Redeemable Fixed Rate Notes
Royal Bank of Canada

AGREEMENT WITH RESPECT TO THE EXERCISE OF CANADIAN BAIL-IN
POWERS
By its acquisition of the Notes, each holder or beneficial owner is deemed to (i) agree to be bound, in respect of that Note, by the CDIC Act, including the conversion of that Note, in whole or in part – by means of a transaction or series of transactions and in one or more steps – into common shares of the Bank or any of its affiliates under subsection 39.2(2.3) of the CDIC Act and the variation or extinguishment of that Note in consequence, and by the application of the laws of the Province of Ontario and the federal laws of Canada applicable therein in respect of the operation of the CDIC Act with respect to that Note; (ii) attorn and submit to the jurisdiction of the courts in the Province of Ontario with respect to the CDIC Act and those laws; and (iii) acknowledge and agree that the terms referred to in paragraphs (i) and (ii), above, are binding on that holder or beneficial owner despite any provisions in the indenture or that Note, any other law that governs that Note and any other agreement, arrangement or understanding between that holder or beneficial owner and the Bank with respect to that Note.

Holders and beneficial owners of any Note will have no further rights in respect of that Note to the extent that Note is converted in a bail-in conversion, other than those provided under the bail-in regime, and by its acquisition of an interest in any Note, each holder or beneficial owner of that Note is deemed to irrevocably consent to the converted portion of the principal amount of that Note and any accrued and unpaid interest thereon being deemed paid in full by the Bank by the issuance of common shares of the Bank (or, if applicable, any of its affiliates) upon the occurrence of a bail-in conversion, which bail-in conversion will occur without any further action on the part of that holder or beneficial owner or the trustee; provided that, for the avoidance of doubt, this consent will not limit or otherwise affect any rights that holders or beneficial owners may have under the bail-in regime.

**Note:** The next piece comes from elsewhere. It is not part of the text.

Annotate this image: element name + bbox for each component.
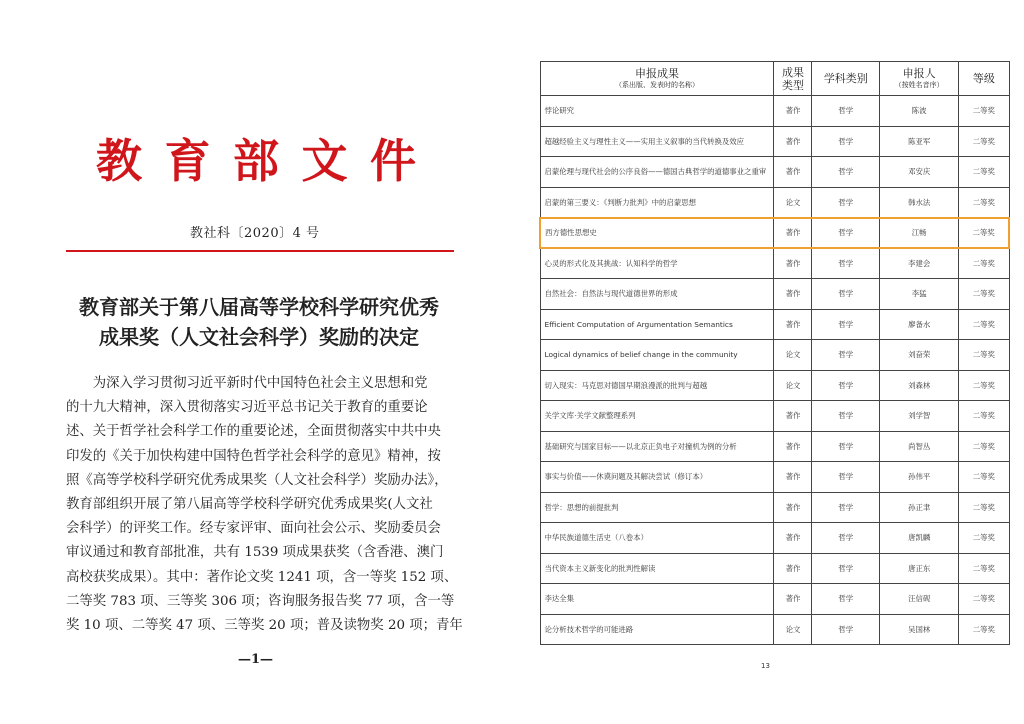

See “Description of Notes We May Offer―Special Provisions Related to Bail-inable Notes” in the accompanying prospectus supplement dated September 14, 2021 for a description of provisions applicable to the Notes as a result of Canadian bail-in powers.

P-6
RBC Capital Markets, LLC





Redeemable Fixed Rate Notes
Royal Bank of Canada

SUPPLEMENTAL PLAN OF DISTRIBUTION (CONFLICTS OF INTEREST)
We expect that delivery of the Notes will be made against payment for the Notes on or about August 29, 2022, which is the second (2nd) business day following the Pricing Date (this settlement cycle being referred to as “T+2”). See “Plan of Distribution” in the prospectus supplement dated September 14, 2021. For additional information as to the relationship between us and RBC Capital Markets, LLC, please see the section “Plan of Distribution—Conflicts of Interest” in the prospectus dated September 14, 2021.
After the initial offering of the Notes, the price to the public may change.
We may use this pricing supplement in the initial sale of the Notes. In addition, RBC Capital Markets, LLC or another of our affiliates may use this pricing supplement in a market-making transaction in the Notes after their initial sale. Unless we or our agent informs the purchaser otherwise in the confirmation of sale, this pricing supplement is being used in a market-making transaction.